If your day typically involves a Starbucks, lots of smoking, dining & beer, expect quite a raise in the prices, not only of the above or similar commodities, but also in services that this class of spenders might be interested in, including parking for example or entertainment.
Impact is estimated to be around 30% of price increase on average for most of those products. While the additional taxes aren’t that high, it’s expected that retailers & distributors will seize the chance to increase prices in order to cater for inflation & raising USD value.
30% of price increase on average.
Will My Daily Commute Change? Will My Daily Bread Be Affected?
Not really, no price changes in food or fuel prices, public or private transportation. An exception to that would be Uber and the likes whose prices are subject to a slight rise as they fall under online paid services.

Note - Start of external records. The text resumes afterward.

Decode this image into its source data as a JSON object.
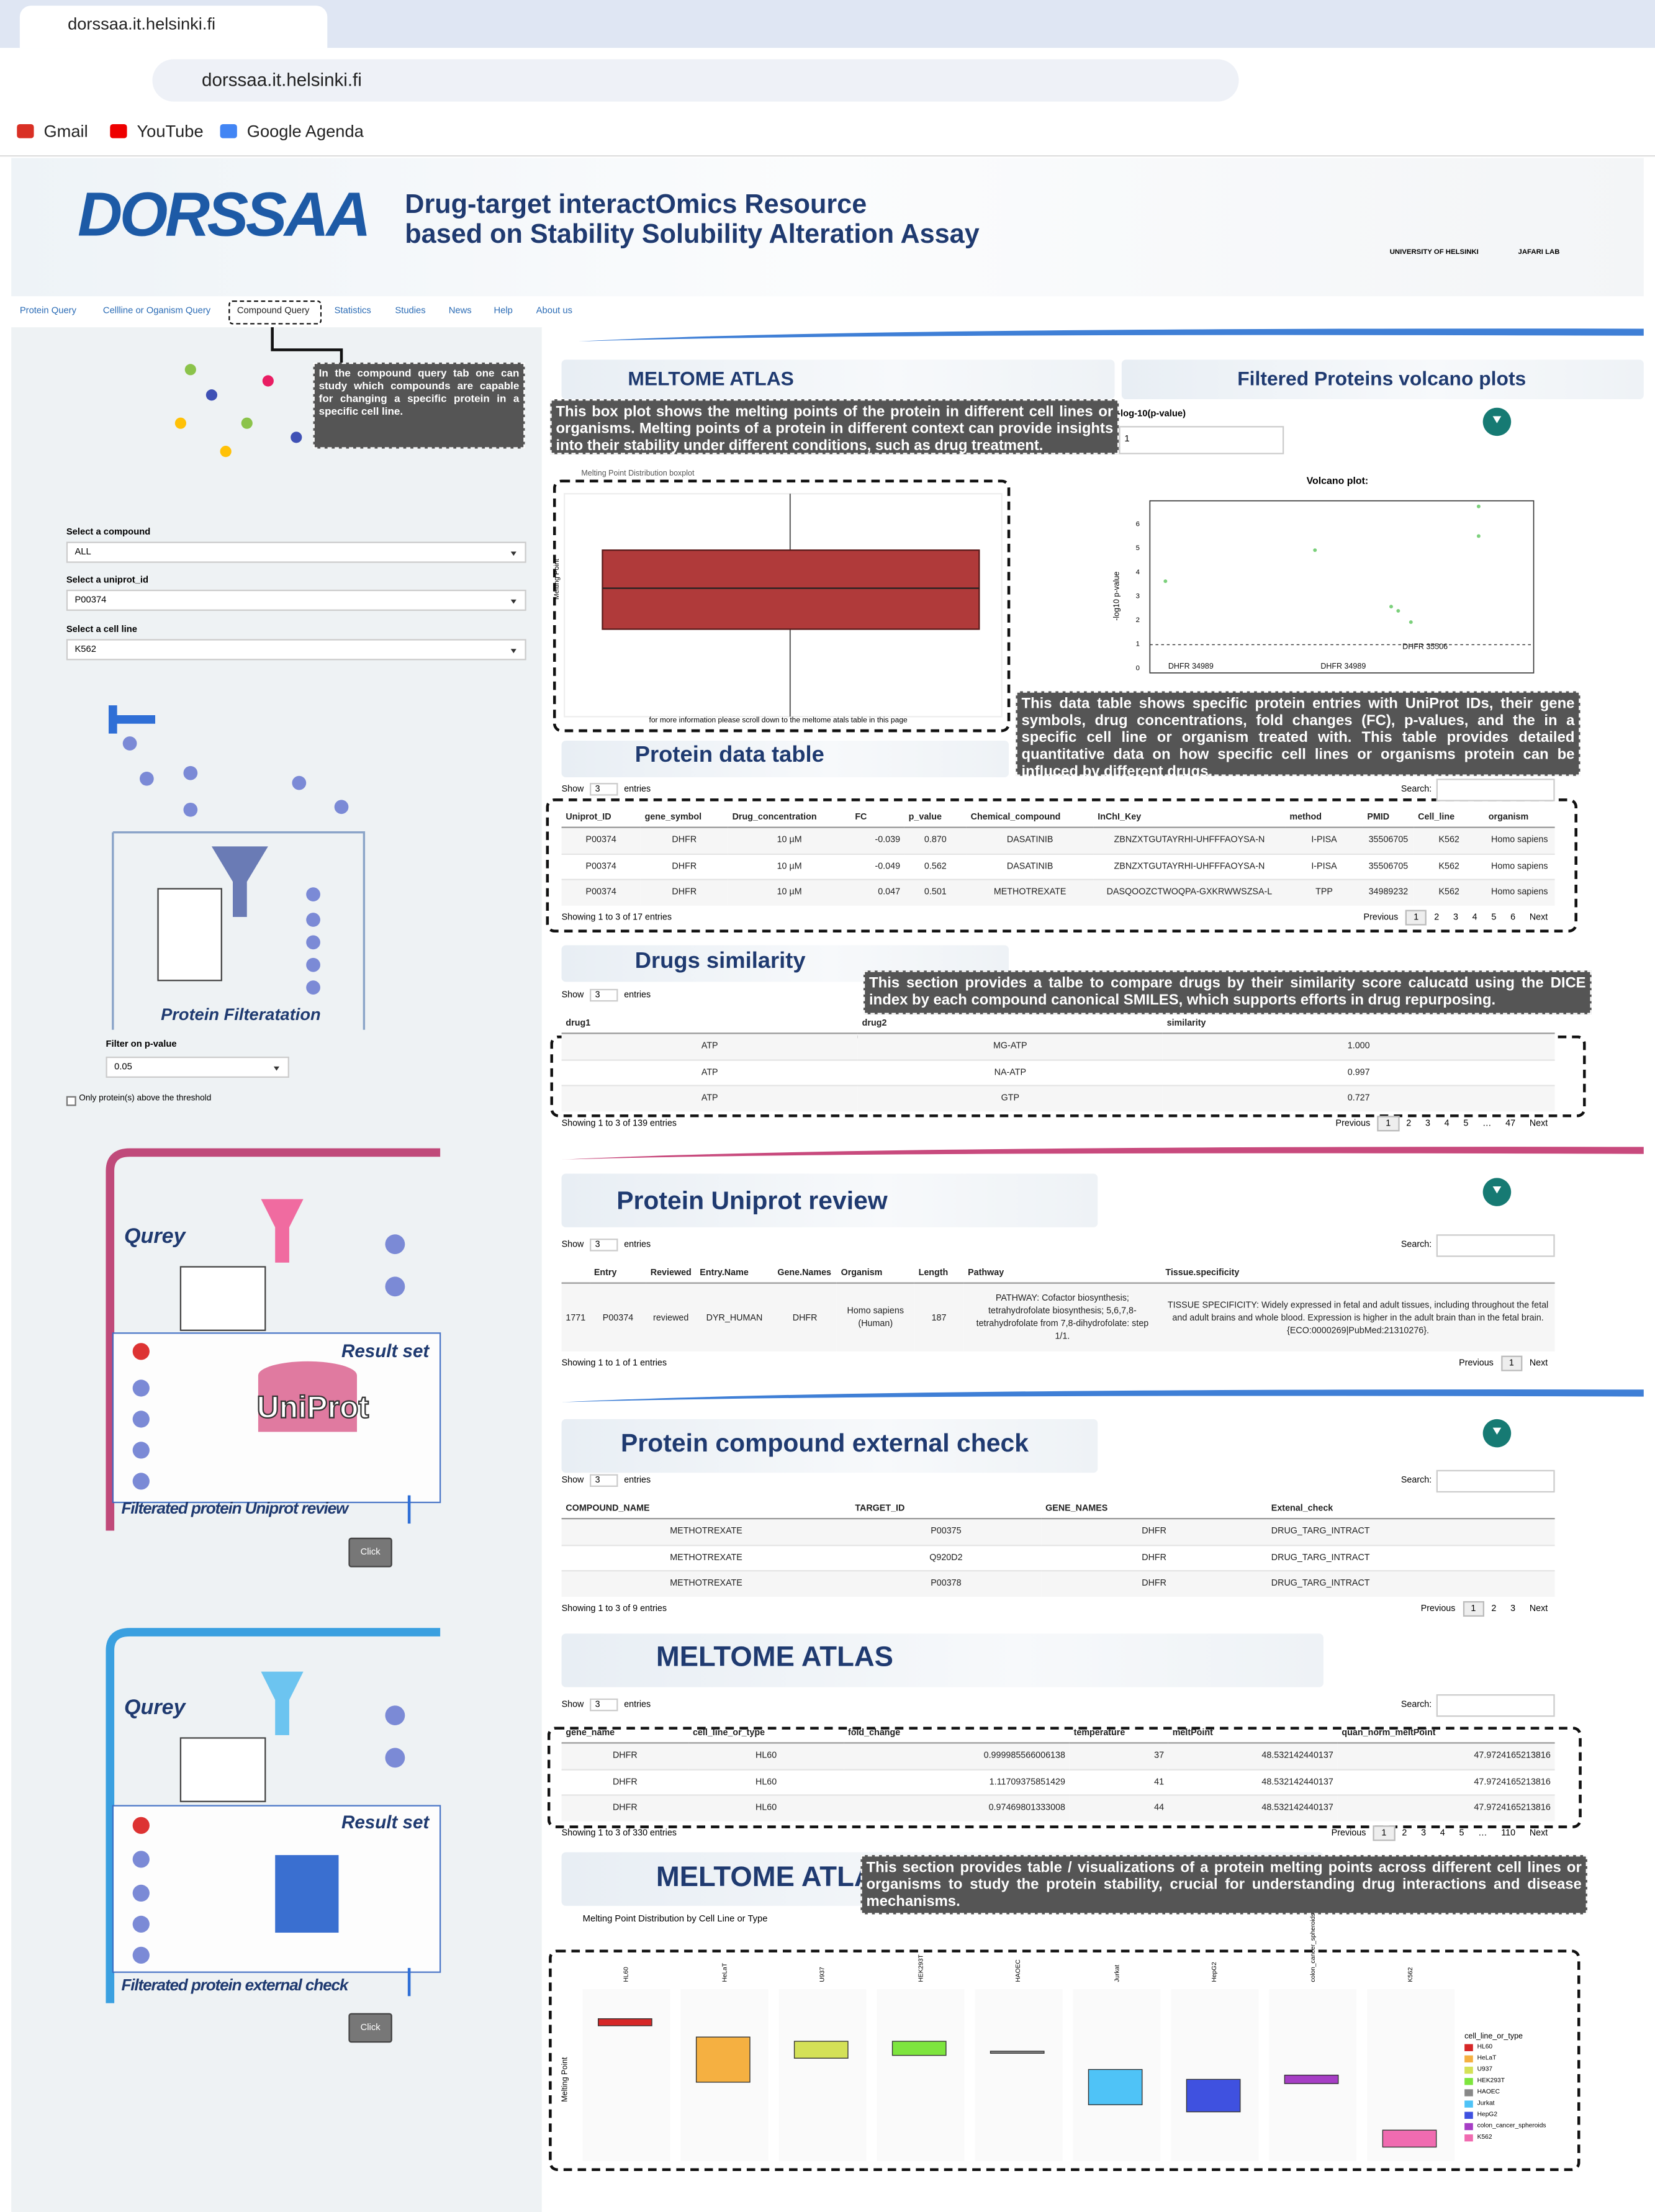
{
  "browser": {
    "tab_title": "dorssaa.it.helsinki.fi",
    "url": "dorssaa.it.helsinki.fi",
    "bookmarks": [
      "Gmail",
      "YouTube",
      "Google Agenda"
    ]
  },
  "header": {
    "logo": "DORSSAA",
    "title_line1": "Drug-target interactOmics Resource",
    "title_line2": "based on Stability Solubility Alteration Assay",
    "university": "UNIVERSITY OF HELSINKI",
    "lab": "JAFARI LAB"
  },
  "nav": [
    "Protein Query",
    "Cellline or Oganism Query",
    "Compound Query",
    "Statistics",
    "Studies",
    "News",
    "Help",
    "About us"
  ],
  "sidebar": {
    "tooltip": "In the compound query tab one can study which compounds are capable for changing a specific protein in a specific cell line.",
    "fields": [
      {
        "label": "Select a compound",
        "value": "ALL"
      },
      {
        "label": "Select a uniprot_id",
        "value": "P00374"
      },
      {
        "label": "Select a cell line",
        "value": "K562"
      }
    ],
    "filtration_title": "Protein Filteratation",
    "filter_label": "Filter on p-value",
    "filter_value": "0.05",
    "checkbox_label": "Only protein(s) above the threshold",
    "panel1": {
      "query": "Qurey",
      "result": "Result set",
      "uniprot": "UniProt",
      "caption": "Filterated protein Uniprot review",
      "button": "Click"
    },
    "panel2": {
      "query": "Qurey",
      "result": "Result set",
      "caption": "Filterated protein external check",
      "button": "Click"
    }
  },
  "overview": {
    "banner": "MELTOME ATLAS",
    "volcano_heading": "Filtered Proteins volcano plots",
    "annotation": "This box plot shows the melting points of the protein in different cell lines or organisms. Melting points of a protein in different context can provide insights into their stability under different conditions, such as drug treatment.",
    "boxplot_title": "Melting Point Distribution boxplot",
    "boxplot_ylabel": "Melting Point",
    "boxplot_note": "for more information please scroll down to the meltome atals table in this page",
    "pvalue_label": "-log-10(p-value)",
    "pvalue_value": "1",
    "volcano_title": "Volcano plot:",
    "volcano_ylabel": "-log10 p-value",
    "volcano_yticks": [
      "0",
      "1",
      "2",
      "3",
      "4",
      "5",
      "6"
    ],
    "volcano_labels": [
      "DHFR 34989",
      "DHFR 34989",
      "DHFR 35506"
    ]
  },
  "protein_table": {
    "title": "Protein data table",
    "annotation": "This data table shows specific protein entries with UniProt IDs, their gene symbols, drug concentrations, fold changes (FC), p-values, and the  in a specific cell line or organism treated with. This table provides detailed quantitative data on how specific cell lines or organisms protein can be influced by different drugs.",
    "show_label": "Show",
    "show_value": "3",
    "entries_label": "entries",
    "search_label": "Search:",
    "headers": [
      "Uniprot_ID",
      "gene_symbol",
      "Drug_concentration",
      "FC",
      "p_value",
      "Chemical_compound",
      "InChI_Key",
      "method",
      "PMID",
      "Cell_line",
      "organism"
    ],
    "rows": [
      [
        "P00374",
        "DHFR",
        "10 µM",
        "-0.039",
        "0.870",
        "DASATINIB",
        "ZBNZXTGUTAYRHI-UHFFFAOYSA-N",
        "I-PISA",
        "35506705",
        "K562",
        "Homo sapiens"
      ],
      [
        "P00374",
        "DHFR",
        "10 µM",
        "-0.049",
        "0.562",
        "DASATINIB",
        "ZBNZXTGUTAYRHI-UHFFFAOYSA-N",
        "I-PISA",
        "35506705",
        "K562",
        "Homo sapiens"
      ],
      [
        "P00374",
        "DHFR",
        "10 µM",
        "0.047",
        "0.501",
        "METHOTREXATE",
        "DASQOOZCTWOQPA-GXKRWWSZSA-L",
        "TPP",
        "34989232",
        "K562",
        "Homo sapiens"
      ]
    ],
    "info": "Showing 1 to 3 of 17 entries",
    "pages": [
      "Previous",
      "1",
      "2",
      "3",
      "4",
      "5",
      "6",
      "Next"
    ]
  },
  "drugs_table": {
    "title": "Drugs similarity",
    "annotation": "This section provides a talbe to compare drugs by their similarity score calucatd using the DICE index by each compound canonical SMILES, which supports efforts in drug repurposing.",
    "show_label": "Show",
    "show_value": "3",
    "entries_label": "entries",
    "headers": [
      "drug1",
      "drug2",
      "similarity"
    ],
    "rows": [
      [
        "ATP",
        "MG-ATP",
        "1.000"
      ],
      [
        "ATP",
        "NA-ATP",
        "0.997"
      ],
      [
        "ATP",
        "GTP",
        "0.727"
      ]
    ],
    "info": "Showing 1 to 3 of 139 entries",
    "pages": [
      "Previous",
      "1",
      "2",
      "3",
      "4",
      "5",
      "…",
      "47",
      "Next"
    ]
  },
  "uniprot_table": {
    "title": "Protein Uniprot review",
    "show_label": "Show",
    "show_value": "3",
    "entries_label": "entries",
    "search_label": "Search:",
    "headers": [
      "",
      "Entry",
      "Reviewed",
      "Entry.Name",
      "Gene.Names",
      "Organism",
      "Length",
      "Pathway",
      "Tissue.specificity"
    ],
    "rows": [
      [
        "1771",
        "P00374",
        "reviewed",
        "DYR_HUMAN",
        "DHFR",
        "Homo sapiens (Human)",
        "187",
        "PATHWAY: Cofactor biosynthesis; tetrahydrofolate biosynthesis; 5,6,7,8-tetrahydrofolate from 7,8-dihydrofolate: step 1/1.",
        "TISSUE SPECIFICITY: Widely expressed in fetal and adult tissues, including throughout the fetal and adult brains and whole blood. Expression is higher in the adult brain than in the fetal brain. {ECO:0000269|PubMed:21310276}."
      ]
    ],
    "info": "Showing 1 to 1 of 1 entries",
    "pages": [
      "Previous",
      "1",
      "Next"
    ]
  },
  "external_table": {
    "title": "Protein compound external check",
    "show_label": "Show",
    "show_value": "3",
    "entries_label": "entries",
    "search_label": "Search:",
    "headers": [
      "COMPOUND_NAME",
      "TARGET_ID",
      "GENE_NAMES",
      "Extenal_check"
    ],
    "rows": [
      [
        "METHOTREXATE",
        "P00375",
        "DHFR",
        "DRUG_TARG_INTRACT"
      ],
      [
        "METHOTREXATE",
        "Q920D2",
        "DHFR",
        "DRUG_TARG_INTRACT"
      ],
      [
        "METHOTREXATE",
        "P00378",
        "DHFR",
        "DRUG_TARG_INTRACT"
      ]
    ],
    "info": "Showing 1 to 3 of 9 entries",
    "pages": [
      "Previous",
      "1",
      "2",
      "3",
      "Next"
    ]
  },
  "meltome_table": {
    "title": "MELTOME ATLAS",
    "show_label": "Show",
    "show_value": "3",
    "entries_label": "entries",
    "search_label": "Search:",
    "headers": [
      "gene_name",
      "cell_line_or_type",
      "fold_change",
      "temperature",
      "meltPoint",
      "quan_norm_meltPoint"
    ],
    "rows": [
      [
        "DHFR",
        "HL60",
        "0.999985566006138",
        "37",
        "48.532142440137",
        "47.9724165213816"
      ],
      [
        "DHFR",
        "HL60",
        "1.11709375851429",
        "41",
        "48.532142440137",
        "47.9724165213816"
      ],
      [
        "DHFR",
        "HL60",
        "0.97469801333008",
        "44",
        "48.532142440137",
        "47.9724165213816"
      ]
    ],
    "info": "Showing 1 to 3 of 330 entries",
    "pages": [
      "Previous",
      "1",
      "2",
      "3",
      "4",
      "5",
      "…",
      "110",
      "Next"
    ]
  },
  "meltome_chart": {
    "banner": "MELTOME ATLAS",
    "annotation": "This section provides table / visualizations of a protein melting points across different cell lines or organisms to study the protein stability, crucial for understanding drug interactions and disease mechanisms.",
    "title": "Melting Point Distribution by Cell Line or Type",
    "ylabel": "Melting Point",
    "legend_title": "cell_line_or_type",
    "cell_lines": [
      "HL60",
      "HeLaT",
      "U937",
      "HEK293T",
      "HAOEC",
      "Jurkat",
      "HepG2",
      "colon_cancer_spheroids",
      "K562"
    ]
  }
}
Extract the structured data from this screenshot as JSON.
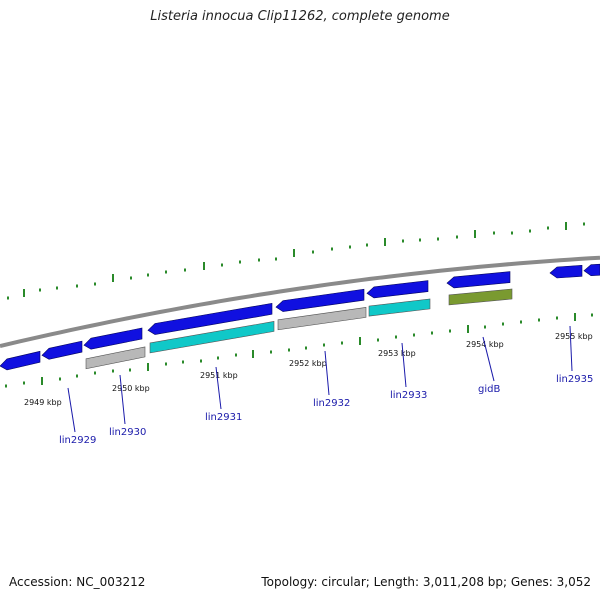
{
  "title": "Listeria innocua Clip11262, complete genome",
  "footer": {
    "accession": "Accession: NC_003212",
    "summary": "Topology: circular; Length: 3,011,208 bp; Genes: 3,052"
  },
  "colors": {
    "backbone": "#8a8a8a",
    "cds_blue": "#1010e0",
    "cds_gray": "#b8b8b8",
    "cds_cyan": "#10c8c8",
    "cds_olive": "#7a9a30",
    "tick_green": "#2a8a2a",
    "label_blue": "#1a1aaa"
  },
  "scale_labels": [
    "2949 kbp",
    "2950 kbp",
    "2951 kbp",
    "2952 kbp",
    "2953 kbp",
    "2954 kbp",
    "2955 kbp"
  ],
  "gene_labels": [
    "lin2929",
    "lin2930",
    "lin2931",
    "lin2932",
    "lin2933",
    "gidB",
    "lin2935"
  ]
}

Cell phone bills. Household commodities. All sorts of services including restaurants & hotelery as well as professional services such as law firms & accountants. Subscriptions such as internet, BeIn & the likes. Medical services? No, not this one.
Income Tax Changes?
No, of course not. Totally different story.
Is that it?
No. Definitely not. Even exempted products & services will witness a price increase. The VAT by default covers all products & services in all phases by definition unless otherwise stated. So a price increase is inevitable. That’s what our analysts foresee. But is this too bad? Not really.
Is that it? definitely not. Is this too bad? Not really.